Durante treinta años viví en un piso bajo de un edificio de cuatro plantas, por mi ventana pasaba la gente y nunca sabías si se miraba en el cristal o husmeaba por el interior. Ahora, en las noches de ventanas abiertas, desde la cama puedo ver las copas de las palmeras a la altura de mis ojos, y, más allá y más abajo, las farolas encendidas de la avenida Ramón y Cajal, que tantas veces recorrí camino del instituto, e incluso, a lo lejos, hundidas en la Sevilla al nivel del mar, las balizas de luz roja en lo más alto del puente del Centenario.
La imagen de esta porción de ciudad, a la hora tibia en que el pueblo se recoge, es una de esas instantáneas que permanecen en el tiempo y persigues cada verano.
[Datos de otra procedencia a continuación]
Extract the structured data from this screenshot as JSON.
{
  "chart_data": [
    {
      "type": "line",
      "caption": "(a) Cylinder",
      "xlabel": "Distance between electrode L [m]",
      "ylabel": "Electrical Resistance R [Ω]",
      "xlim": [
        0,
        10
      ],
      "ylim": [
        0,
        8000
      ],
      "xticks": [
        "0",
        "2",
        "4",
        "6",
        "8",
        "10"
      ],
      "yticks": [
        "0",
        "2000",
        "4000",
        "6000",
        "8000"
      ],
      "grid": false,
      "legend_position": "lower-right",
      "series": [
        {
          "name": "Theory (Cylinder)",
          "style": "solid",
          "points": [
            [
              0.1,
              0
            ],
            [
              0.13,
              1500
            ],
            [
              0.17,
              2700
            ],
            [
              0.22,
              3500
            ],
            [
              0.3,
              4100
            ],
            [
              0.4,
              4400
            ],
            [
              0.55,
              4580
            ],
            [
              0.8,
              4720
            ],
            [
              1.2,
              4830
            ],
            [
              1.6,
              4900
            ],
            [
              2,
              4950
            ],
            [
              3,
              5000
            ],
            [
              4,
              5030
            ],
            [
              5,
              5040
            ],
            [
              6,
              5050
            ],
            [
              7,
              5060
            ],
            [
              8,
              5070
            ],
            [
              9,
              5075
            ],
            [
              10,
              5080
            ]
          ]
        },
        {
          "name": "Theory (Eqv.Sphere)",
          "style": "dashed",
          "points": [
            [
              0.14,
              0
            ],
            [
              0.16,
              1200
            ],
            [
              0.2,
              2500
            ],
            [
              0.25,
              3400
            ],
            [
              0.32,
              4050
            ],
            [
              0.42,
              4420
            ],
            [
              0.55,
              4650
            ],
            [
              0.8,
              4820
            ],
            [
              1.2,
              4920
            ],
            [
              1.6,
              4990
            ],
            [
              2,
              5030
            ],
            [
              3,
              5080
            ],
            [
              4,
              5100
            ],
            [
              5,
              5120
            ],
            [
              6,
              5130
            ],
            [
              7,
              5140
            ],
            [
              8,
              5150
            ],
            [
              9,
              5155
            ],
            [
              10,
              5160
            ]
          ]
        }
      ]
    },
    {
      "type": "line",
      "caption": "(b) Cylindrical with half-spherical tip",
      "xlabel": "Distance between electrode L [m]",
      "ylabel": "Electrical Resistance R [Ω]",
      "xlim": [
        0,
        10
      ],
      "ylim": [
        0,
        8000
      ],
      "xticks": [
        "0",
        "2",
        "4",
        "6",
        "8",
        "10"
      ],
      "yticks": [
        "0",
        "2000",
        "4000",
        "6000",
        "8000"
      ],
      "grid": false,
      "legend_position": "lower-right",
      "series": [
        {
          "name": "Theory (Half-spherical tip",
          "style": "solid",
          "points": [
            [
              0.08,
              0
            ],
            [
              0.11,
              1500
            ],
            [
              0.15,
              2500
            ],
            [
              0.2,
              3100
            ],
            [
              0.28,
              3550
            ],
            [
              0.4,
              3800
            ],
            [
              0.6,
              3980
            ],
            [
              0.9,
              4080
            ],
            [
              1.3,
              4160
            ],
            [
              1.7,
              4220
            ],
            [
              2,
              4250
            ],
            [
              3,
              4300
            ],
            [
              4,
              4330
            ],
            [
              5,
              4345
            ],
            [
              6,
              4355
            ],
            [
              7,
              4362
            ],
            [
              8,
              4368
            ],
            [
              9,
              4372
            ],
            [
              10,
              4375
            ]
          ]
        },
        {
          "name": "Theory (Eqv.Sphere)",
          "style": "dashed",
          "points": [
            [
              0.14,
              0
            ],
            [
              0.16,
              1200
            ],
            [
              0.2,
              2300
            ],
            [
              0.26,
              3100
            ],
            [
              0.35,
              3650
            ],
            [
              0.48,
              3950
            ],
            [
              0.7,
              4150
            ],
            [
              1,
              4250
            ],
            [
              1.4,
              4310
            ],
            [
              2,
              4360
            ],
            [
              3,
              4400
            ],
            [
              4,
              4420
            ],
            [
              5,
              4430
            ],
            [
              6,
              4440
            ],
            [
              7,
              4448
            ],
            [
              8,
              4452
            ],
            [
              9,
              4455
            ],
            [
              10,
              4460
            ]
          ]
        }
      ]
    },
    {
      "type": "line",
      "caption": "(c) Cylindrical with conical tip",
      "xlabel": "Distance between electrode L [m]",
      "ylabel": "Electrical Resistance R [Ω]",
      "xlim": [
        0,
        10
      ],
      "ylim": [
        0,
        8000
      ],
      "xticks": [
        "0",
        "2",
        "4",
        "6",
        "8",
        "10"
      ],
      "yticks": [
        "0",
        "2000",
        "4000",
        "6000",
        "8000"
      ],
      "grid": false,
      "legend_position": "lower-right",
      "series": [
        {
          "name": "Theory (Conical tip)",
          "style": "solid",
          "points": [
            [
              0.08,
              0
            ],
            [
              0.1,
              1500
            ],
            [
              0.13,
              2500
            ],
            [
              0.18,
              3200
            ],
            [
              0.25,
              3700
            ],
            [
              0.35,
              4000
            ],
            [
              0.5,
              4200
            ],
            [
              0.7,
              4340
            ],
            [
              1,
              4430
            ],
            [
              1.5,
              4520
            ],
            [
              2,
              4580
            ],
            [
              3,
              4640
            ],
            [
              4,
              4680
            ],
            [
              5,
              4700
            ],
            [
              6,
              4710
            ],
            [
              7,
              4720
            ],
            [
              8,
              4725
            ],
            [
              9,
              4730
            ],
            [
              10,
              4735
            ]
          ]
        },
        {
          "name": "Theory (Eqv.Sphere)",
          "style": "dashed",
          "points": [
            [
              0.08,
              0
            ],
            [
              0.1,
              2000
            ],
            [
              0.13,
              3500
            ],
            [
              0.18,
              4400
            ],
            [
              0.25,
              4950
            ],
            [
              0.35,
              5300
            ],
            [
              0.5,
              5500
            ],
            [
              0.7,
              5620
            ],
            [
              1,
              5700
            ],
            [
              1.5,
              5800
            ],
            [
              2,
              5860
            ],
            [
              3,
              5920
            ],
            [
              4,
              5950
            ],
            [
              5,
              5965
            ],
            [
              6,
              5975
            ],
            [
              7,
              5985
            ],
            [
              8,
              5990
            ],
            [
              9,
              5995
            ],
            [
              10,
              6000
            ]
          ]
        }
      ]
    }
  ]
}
En aquella habitación de estudio apuntando al piso bajo del bloque de enfrente, nunca vi a Audrey Herpburn cantando en el alféizar de su apartamento, ni siquiera llegué a imaginar que algo parecido pudiera ocurrir, así que nunca me creí George Peppard, en su papel de escritor enamorado, y mi historia de adolescente se alimentó de realismo mágico, es decir, de encontrar a personas de la vida real que no necesitan, como la amada de Serrat, lavarse cada noche con agua bendita.
Hoy, desde mi habitación con vistas, intento, o aspiro al menos, leer la vida como la escribo, y viceversa, lo que resulta todavía más doble tirabuzón. Respecto a la canción más hermosa del mundo, tal vez Moon River, me queda bien lustrosa, al cabo de los años, junto a otros cientos de momentos íntimos o compartidos y disfrutados con gente como, por ejemplo, tú.